Share

Masa Lalu Di Gang Sepi

Flashback ....

Fazar mengamati seorang gadis yang tengah dikelilingi tiga orang preman berbadan besar. 

"Sedang apa, Neng? Jalan-jalan sendirian tengah malam seperti ini. Memang mau ke mana? Biar Abang antarkan." 

Salah satu dari mereka mulai melayangkan rayuan. Sesekali tangan-tangan nakal itu menjamah sana-sini. Tidak memedulikan si gadis yang terlihat risih dengan aksi mereka.

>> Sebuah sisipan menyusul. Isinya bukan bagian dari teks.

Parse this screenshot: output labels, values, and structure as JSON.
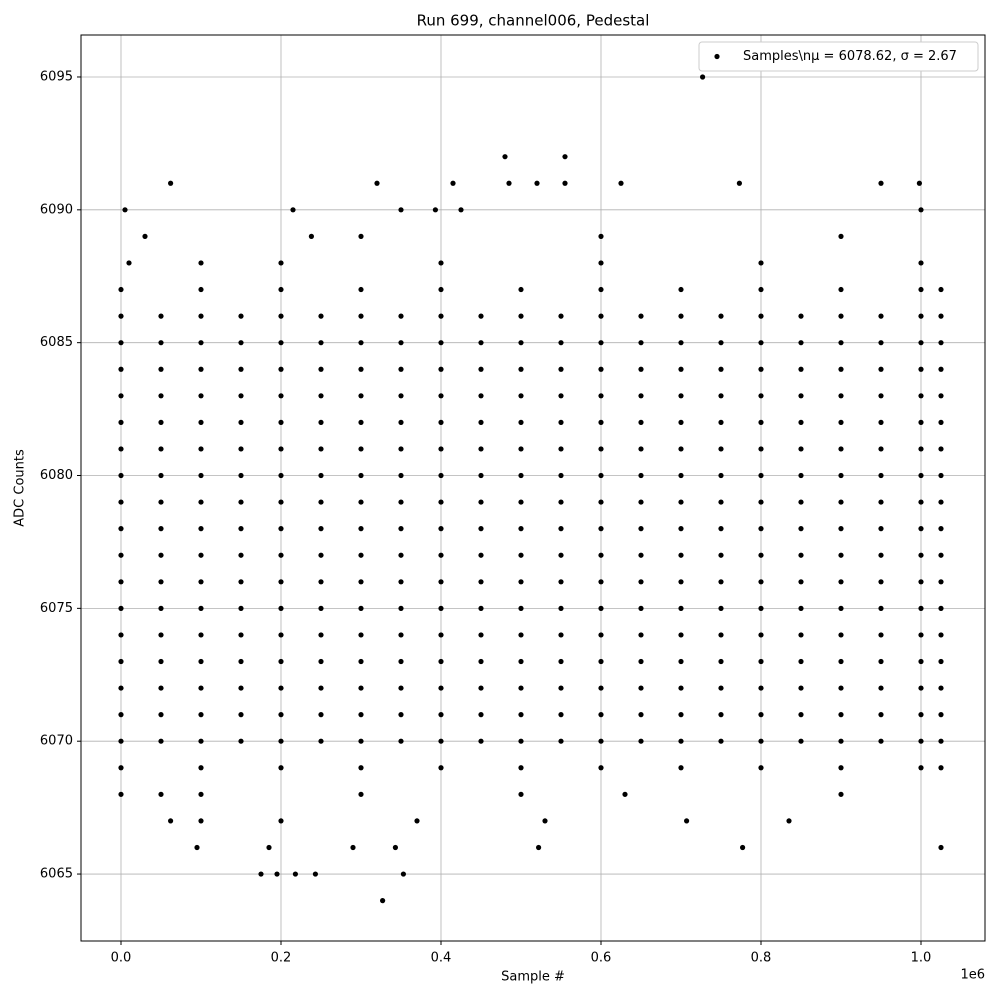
{
  "chart_data": {
    "type": "scatter",
    "title": "Run 699, channel006, Pedestal",
    "x_label": "Sample #",
    "y_label": "ADC Counts",
    "x_offset_label": "1e6",
    "xlim": [
      -50000,
      1080000
    ],
    "ylim": [
      6062.48,
      6096.58
    ],
    "xticks": [
      {
        "value": 0,
        "label": "0.0"
      },
      {
        "value": 200000,
        "label": "0.2"
      },
      {
        "value": 400000,
        "label": "0.4"
      },
      {
        "value": 600000,
        "label": "0.6"
      },
      {
        "value": 800000,
        "label": "0.8"
      },
      {
        "value": 1000000,
        "label": "1.0"
      }
    ],
    "yticks": [
      6065,
      6070,
      6075,
      6080,
      6085,
      6090,
      6095
    ],
    "grid": true,
    "legend": "upper right",
    "series": [
      {
        "name": "Samples\\nμ = 6078.62, σ = 2.67",
        "color": "#000000",
        "x": [
          727000,
          480000,
          555000,
          62000,
          320000,
          415000,
          485000,
          520000,
          555000,
          625000,
          773000,
          950000,
          998000,
          5000,
          215000,
          350000,
          393000,
          425000,
          1000000,
          30000,
          238000,
          300000,
          600000,
          900000,
          10000,
          100000,
          200000,
          400000,
          600000,
          800000,
          1000000,
          0,
          50000,
          100000,
          300000,
          500000,
          630000,
          900000,
          62000,
          100000,
          200000,
          370000,
          530000,
          707000,
          835000,
          95000,
          185000,
          290000,
          343000,
          522000,
          777000,
          1025000,
          175000,
          195000,
          218000,
          243000,
          353000,
          327000,
          0,
          100000,
          200000,
          300000,
          400000,
          500000,
          600000,
          700000,
          800000,
          900000,
          1000000,
          1025000,
          0,
          100000,
          200000,
          300000,
          400000,
          500000,
          600000,
          700000,
          800000,
          900000,
          1000000,
          1025000,
          0,
          50000,
          100000,
          150000,
          200000,
          250000,
          300000,
          350000,
          400000,
          450000,
          500000,
          550000,
          600000,
          650000,
          700000,
          750000,
          800000,
          850000,
          900000,
          950000,
          1000000,
          1025000,
          0,
          50000,
          100000,
          150000,
          200000,
          250000,
          300000,
          350000,
          400000,
          450000,
          500000,
          550000,
          600000,
          650000,
          700000,
          750000,
          800000,
          850000,
          900000,
          950000,
          1000000,
          1025000,
          0,
          50000,
          100000,
          150000,
          200000,
          250000,
          300000,
          350000,
          400000,
          450000,
          500000,
          550000,
          600000,
          650000,
          700000,
          750000,
          800000,
          850000,
          900000,
          950000,
          1000000,
          1025000,
          0,
          50000,
          100000,
          150000,
          200000,
          250000,
          300000,
          350000,
          400000,
          450000,
          500000,
          550000,
          600000,
          650000,
          700000,
          750000,
          800000,
          850000,
          900000,
          950000,
          1000000,
          1025000,
          0,
          50000,
          100000,
          150000,
          200000,
          250000,
          300000,
          350000,
          400000,
          450000,
          500000,
          550000,
          600000,
          650000,
          700000,
          750000,
          800000,
          850000,
          900000,
          950000,
          1000000,
          1025000,
          0,
          50000,
          100000,
          150000,
          200000,
          250000,
          300000,
          350000,
          400000,
          450000,
          500000,
          550000,
          600000,
          650000,
          700000,
          750000,
          800000,
          850000,
          900000,
          950000,
          1000000,
          1025000,
          0,
          50000,
          100000,
          150000,
          200000,
          250000,
          300000,
          350000,
          400000,
          450000,
          500000,
          550000,
          600000,
          650000,
          700000,
          750000,
          800000,
          850000,
          900000,
          950000,
          1000000,
          1025000,
          0,
          50000,
          100000,
          150000,
          200000,
          250000,
          300000,
          350000,
          400000,
          450000,
          500000,
          550000,
          600000,
          650000,
          700000,
          750000,
          800000,
          850000,
          900000,
          950000,
          1000000,
          1025000,
          0,
          50000,
          100000,
          150000,
          200000,
          250000,
          300000,
          350000,
          400000,
          450000,
          500000,
          550000,
          600000,
          650000,
          700000,
          750000,
          800000,
          850000,
          900000,
          950000,
          1000000,
          1025000,
          0,
          50000,
          100000,
          150000,
          200000,
          250000,
          300000,
          350000,
          400000,
          450000,
          500000,
          550000,
          600000,
          650000,
          700000,
          750000,
          800000,
          850000,
          900000,
          950000,
          1000000,
          1025000,
          0,
          50000,
          100000,
          150000,
          200000,
          250000,
          300000,
          350000,
          400000,
          450000,
          500000,
          550000,
          600000,
          650000,
          700000,
          750000,
          800000,
          850000,
          900000,
          950000,
          1000000,
          1025000,
          0,
          50000,
          100000,
          150000,
          200000,
          250000,
          300000,
          350000,
          400000,
          450000,
          500000,
          550000,
          600000,
          650000,
          700000,
          750000,
          800000,
          850000,
          900000,
          950000,
          1000000,
          1025000,
          0,
          50000,
          100000,
          150000,
          200000,
          250000,
          300000,
          350000,
          400000,
          450000,
          500000,
          550000,
          600000,
          650000,
          700000,
          750000,
          800000,
          850000,
          900000,
          950000,
          1000000,
          1025000,
          0,
          50000,
          100000,
          150000,
          200000,
          250000,
          300000,
          350000,
          400000,
          450000,
          500000,
          550000,
          600000,
          650000,
          700000,
          750000,
          800000,
          850000,
          900000,
          950000,
          1000000,
          1025000,
          0,
          50000,
          100000,
          150000,
          200000,
          250000,
          300000,
          350000,
          400000,
          450000,
          500000,
          550000,
          600000,
          650000,
          700000,
          750000,
          800000,
          850000,
          900000,
          950000,
          1000000,
          1025000,
          0,
          50000,
          100000,
          150000,
          200000,
          250000,
          300000,
          350000,
          400000,
          450000,
          500000,
          550000,
          600000,
          650000,
          700000,
          750000,
          800000,
          850000,
          900000,
          950000,
          1000000,
          1025000,
          0,
          50000,
          100000,
          150000,
          200000,
          250000,
          300000,
          350000,
          400000,
          450000,
          500000,
          550000,
          600000,
          650000,
          700000,
          750000,
          800000,
          850000,
          900000,
          950000,
          1000000,
          1025000
        ],
        "y": [
          6095,
          6092,
          6092,
          6091,
          6091,
          6091,
          6091,
          6091,
          6091,
          6091,
          6091,
          6091,
          6091,
          6090,
          6090,
          6090,
          6090,
          6090,
          6090,
          6089,
          6089,
          6089,
          6089,
          6089,
          6088,
          6088,
          6088,
          6088,
          6088,
          6088,
          6088,
          6068,
          6068,
          6068,
          6068,
          6068,
          6068,
          6068,
          6067,
          6067,
          6067,
          6067,
          6067,
          6067,
          6067,
          6066,
          6066,
          6066,
          6066,
          6066,
          6066,
          6066,
          6065,
          6065,
          6065,
          6065,
          6065,
          6064,
          6087,
          6087,
          6087,
          6087,
          6087,
          6087,
          6087,
          6087,
          6087,
          6087,
          6087,
          6087,
          6069,
          6069,
          6069,
          6069,
          6069,
          6069,
          6069,
          6069,
          6069,
          6069,
          6069,
          6069,
          6070,
          6070,
          6070,
          6070,
          6070,
          6070,
          6070,
          6070,
          6070,
          6070,
          6070,
          6070,
          6070,
          6070,
          6070,
          6070,
          6070,
          6070,
          6070,
          6070,
          6070,
          6070,
          6071,
          6071,
          6071,
          6071,
          6071,
          6071,
          6071,
          6071,
          6071,
          6071,
          6071,
          6071,
          6071,
          6071,
          6071,
          6071,
          6071,
          6071,
          6071,
          6071,
          6071,
          6071,
          6072,
          6072,
          6072,
          6072,
          6072,
          6072,
          6072,
          6072,
          6072,
          6072,
          6072,
          6072,
          6072,
          6072,
          6072,
          6072,
          6072,
          6072,
          6072,
          6072,
          6072,
          6072,
          6073,
          6073,
          6073,
          6073,
          6073,
          6073,
          6073,
          6073,
          6073,
          6073,
          6073,
          6073,
          6073,
          6073,
          6073,
          6073,
          6073,
          6073,
          6073,
          6073,
          6073,
          6073,
          6074,
          6074,
          6074,
          6074,
          6074,
          6074,
          6074,
          6074,
          6074,
          6074,
          6074,
          6074,
          6074,
          6074,
          6074,
          6074,
          6074,
          6074,
          6074,
          6074,
          6074,
          6074,
          6075,
          6075,
          6075,
          6075,
          6075,
          6075,
          6075,
          6075,
          6075,
          6075,
          6075,
          6075,
          6075,
          6075,
          6075,
          6075,
          6075,
          6075,
          6075,
          6075,
          6075,
          6075,
          6076,
          6076,
          6076,
          6076,
          6076,
          6076,
          6076,
          6076,
          6076,
          6076,
          6076,
          6076,
          6076,
          6076,
          6076,
          6076,
          6076,
          6076,
          6076,
          6076,
          6076,
          6076,
          6077,
          6077,
          6077,
          6077,
          6077,
          6077,
          6077,
          6077,
          6077,
          6077,
          6077,
          6077,
          6077,
          6077,
          6077,
          6077,
          6077,
          6077,
          6077,
          6077,
          6077,
          6077,
          6078,
          6078,
          6078,
          6078,
          6078,
          6078,
          6078,
          6078,
          6078,
          6078,
          6078,
          6078,
          6078,
          6078,
          6078,
          6078,
          6078,
          6078,
          6078,
          6078,
          6078,
          6078,
          6079,
          6079,
          6079,
          6079,
          6079,
          6079,
          6079,
          6079,
          6079,
          6079,
          6079,
          6079,
          6079,
          6079,
          6079,
          6079,
          6079,
          6079,
          6079,
          6079,
          6079,
          6079,
          6080,
          6080,
          6080,
          6080,
          6080,
          6080,
          6080,
          6080,
          6080,
          6080,
          6080,
          6080,
          6080,
          6080,
          6080,
          6080,
          6080,
          6080,
          6080,
          6080,
          6080,
          6080,
          6081,
          6081,
          6081,
          6081,
          6081,
          6081,
          6081,
          6081,
          6081,
          6081,
          6081,
          6081,
          6081,
          6081,
          6081,
          6081,
          6081,
          6081,
          6081,
          6081,
          6081,
          6081,
          6082,
          6082,
          6082,
          6082,
          6082,
          6082,
          6082,
          6082,
          6082,
          6082,
          6082,
          6082,
          6082,
          6082,
          6082,
          6082,
          6082,
          6082,
          6082,
          6082,
          6082,
          6082,
          6083,
          6083,
          6083,
          6083,
          6083,
          6083,
          6083,
          6083,
          6083,
          6083,
          6083,
          6083,
          6083,
          6083,
          6083,
          6083,
          6083,
          6083,
          6083,
          6083,
          6083,
          6083,
          6084,
          6084,
          6084,
          6084,
          6084,
          6084,
          6084,
          6084,
          6084,
          6084,
          6084,
          6084,
          6084,
          6084,
          6084,
          6084,
          6084,
          6084,
          6084,
          6084,
          6084,
          6084,
          6085,
          6085,
          6085,
          6085,
          6085,
          6085,
          6085,
          6085,
          6085,
          6085,
          6085,
          6085,
          6085,
          6085,
          6085,
          6085,
          6085,
          6085,
          6085,
          6085,
          6085,
          6085,
          6086,
          6086,
          6086,
          6086,
          6086,
          6086,
          6086,
          6086,
          6086,
          6086,
          6086,
          6086,
          6086,
          6086,
          6086,
          6086,
          6086,
          6086,
          6086,
          6086,
          6086,
          6086
        ]
      }
    ]
  }
}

"Ayolah, Abang temani saja."

Para preman itu terus mendesak. Bahkan pria di samping kanan dan kirinya tertawa terpikal-pikal. Salah satu dari mereka dengan memegang botol kaca berwarna hijau. Jelas sekali mereka sedang dalam pengaruh minuman keras. 

"Jangan mengganggu saya, Bang. Saya hanya ingin menumpang lewat," kata si gadis terdengar sopan. Namun, getaran di suaranya tidak dapat menyembunyikan rasa takut.

Gadis bersurai ikal yang sedang diganggu para preman jalanan itu adalah Amanda Drisela. Ia baru saja pulang dari kantor. Namun, di tengah perjalanan di hadang oleh sekelompok preman jalanan.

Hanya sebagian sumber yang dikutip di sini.